Introduction to Awesome Model-Based Reinforcement Learning
Overview
The "Awesome Model-Based Reinforcement Learning" project is a carefully curated collection of research papers focusing on model-based reinforcement learning (MBRL). This repository is a treasure trove for anyone interested in the field, offering a consolidated view of the cutting-edge advancements and methodologies in model-based RL. Regular updates are made to ensure it remains aligned with the forefront of research and development.
Goals and Highlights
The primary aim of this project is to gather and organize significant contributions to the field of model-based reinforcement learning. It serves as a one-stop reference for scholars, practitioners, and enthusiasts who wish to understand the progression and diversification of MBRL algorithms and theories.

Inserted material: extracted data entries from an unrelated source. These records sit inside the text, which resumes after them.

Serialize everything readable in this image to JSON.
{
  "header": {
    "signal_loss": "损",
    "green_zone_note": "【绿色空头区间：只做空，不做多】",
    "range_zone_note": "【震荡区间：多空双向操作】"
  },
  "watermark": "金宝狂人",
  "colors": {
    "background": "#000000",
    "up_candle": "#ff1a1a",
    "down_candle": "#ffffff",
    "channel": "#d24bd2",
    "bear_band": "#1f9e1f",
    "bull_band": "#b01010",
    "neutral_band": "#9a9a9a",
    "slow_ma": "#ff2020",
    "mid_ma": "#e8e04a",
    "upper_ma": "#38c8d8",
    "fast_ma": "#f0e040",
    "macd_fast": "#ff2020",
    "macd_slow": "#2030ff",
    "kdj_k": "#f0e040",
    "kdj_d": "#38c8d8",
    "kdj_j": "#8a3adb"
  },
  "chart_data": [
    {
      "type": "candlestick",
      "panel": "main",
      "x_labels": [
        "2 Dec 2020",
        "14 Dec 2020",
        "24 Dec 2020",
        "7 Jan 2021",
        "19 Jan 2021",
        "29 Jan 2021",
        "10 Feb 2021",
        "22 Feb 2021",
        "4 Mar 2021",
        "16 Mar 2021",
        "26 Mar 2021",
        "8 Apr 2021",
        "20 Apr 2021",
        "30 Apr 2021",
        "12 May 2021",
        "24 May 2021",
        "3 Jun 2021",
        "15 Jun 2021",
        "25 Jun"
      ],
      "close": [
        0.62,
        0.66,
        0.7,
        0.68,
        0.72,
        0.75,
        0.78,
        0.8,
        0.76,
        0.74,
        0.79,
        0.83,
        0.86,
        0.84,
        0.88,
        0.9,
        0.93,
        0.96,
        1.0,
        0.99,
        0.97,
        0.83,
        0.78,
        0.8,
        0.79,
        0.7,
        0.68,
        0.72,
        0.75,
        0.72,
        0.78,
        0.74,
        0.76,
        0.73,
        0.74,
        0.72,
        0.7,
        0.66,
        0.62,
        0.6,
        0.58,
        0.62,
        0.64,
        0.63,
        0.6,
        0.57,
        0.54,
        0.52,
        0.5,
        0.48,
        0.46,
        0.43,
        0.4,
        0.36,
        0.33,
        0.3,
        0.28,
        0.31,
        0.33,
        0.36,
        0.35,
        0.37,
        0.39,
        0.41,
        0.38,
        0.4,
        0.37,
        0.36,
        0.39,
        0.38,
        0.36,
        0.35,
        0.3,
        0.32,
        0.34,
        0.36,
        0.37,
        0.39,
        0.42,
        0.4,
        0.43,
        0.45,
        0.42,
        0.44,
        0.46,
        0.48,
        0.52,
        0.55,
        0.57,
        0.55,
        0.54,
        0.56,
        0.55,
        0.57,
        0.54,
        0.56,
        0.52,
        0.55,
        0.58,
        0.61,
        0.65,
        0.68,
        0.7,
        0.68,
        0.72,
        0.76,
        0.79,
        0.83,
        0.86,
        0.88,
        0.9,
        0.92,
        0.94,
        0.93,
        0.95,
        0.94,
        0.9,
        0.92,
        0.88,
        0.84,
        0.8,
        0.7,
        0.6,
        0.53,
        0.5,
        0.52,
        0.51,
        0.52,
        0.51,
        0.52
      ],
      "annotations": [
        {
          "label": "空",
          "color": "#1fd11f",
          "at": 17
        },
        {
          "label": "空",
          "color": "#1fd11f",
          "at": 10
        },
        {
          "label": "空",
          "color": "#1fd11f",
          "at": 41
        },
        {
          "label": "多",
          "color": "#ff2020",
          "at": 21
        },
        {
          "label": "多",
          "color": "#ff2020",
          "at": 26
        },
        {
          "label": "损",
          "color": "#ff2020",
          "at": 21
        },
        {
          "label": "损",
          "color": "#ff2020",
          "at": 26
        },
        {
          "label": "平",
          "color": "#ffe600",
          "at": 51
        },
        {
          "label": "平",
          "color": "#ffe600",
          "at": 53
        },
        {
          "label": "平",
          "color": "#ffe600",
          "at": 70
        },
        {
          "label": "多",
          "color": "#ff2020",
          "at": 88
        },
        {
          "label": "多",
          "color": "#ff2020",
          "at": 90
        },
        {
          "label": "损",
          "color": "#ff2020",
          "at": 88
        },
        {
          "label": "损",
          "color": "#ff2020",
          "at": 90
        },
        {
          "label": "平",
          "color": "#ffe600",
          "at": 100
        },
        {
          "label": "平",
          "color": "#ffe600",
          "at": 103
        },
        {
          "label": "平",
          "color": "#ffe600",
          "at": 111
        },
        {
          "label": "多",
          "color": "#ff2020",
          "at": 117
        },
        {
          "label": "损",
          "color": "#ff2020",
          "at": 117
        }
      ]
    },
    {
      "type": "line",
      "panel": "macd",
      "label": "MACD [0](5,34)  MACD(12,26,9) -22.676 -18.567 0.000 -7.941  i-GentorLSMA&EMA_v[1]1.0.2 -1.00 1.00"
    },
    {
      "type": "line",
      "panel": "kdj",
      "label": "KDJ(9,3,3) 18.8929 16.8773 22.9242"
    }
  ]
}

The project continuously updates with lists from prestigious conferences like NeurIPS and ICML, allowing users to access recent breakthroughs and explore new directions in model-based RL research.
A Taxonomy of Model-Based RL Algorithms
Understanding the complex landscape of model-based RL algorithms can be challenging due to their modular and multifaceted nature. To address this, the project categorizes these algorithms into two primary groups:
- Learn the Model: Focuses on constructing models that imitate the environment.
- Given the Model: Deals with the effective utilization of pre-learned models to make decisions and predictions.
This categorization helps streamline the understanding of how different algorithms function and interact in model-based RL.
Papers
In its comprehensive collection, the project lists numerous research papers categorized by year and conference, such as NeurIPS, ICML, and ICLR. This collection includes classic papers that have significantly influenced the field and new contributions that push the boundaries of current research. Providing specifics like the paper title, authors, key problems addressed, and experimental environments aids in rapid comprehension and further exploration.
Tutorials and Resources
To support learning and development, the repository includes tutorials that help users grasp the underlying principles and methodologies of model-based RL. Additionally, a codebase is available for practical engagement, allowing users to experiment with and implement various algorithms outlined in the papers.
Contributing
The project welcomes contributions from the community, encouraging collaboration and knowledge sharing to expand and refine the collection further. Community support ensures the resource remains dynamic and incorporates diverse perspectives and insights.
License
The collection is maintained under a clear licensing framework, ensuring it respects intellectual property rights and encourages open access to information.
Overall, the "Awesome Model-Based Reinforcement Learning" project is an invaluable resource, facilitating learning, innovation, and collaboration among those passionate about advancing Artificial Intelligence and Reinforcement Learning.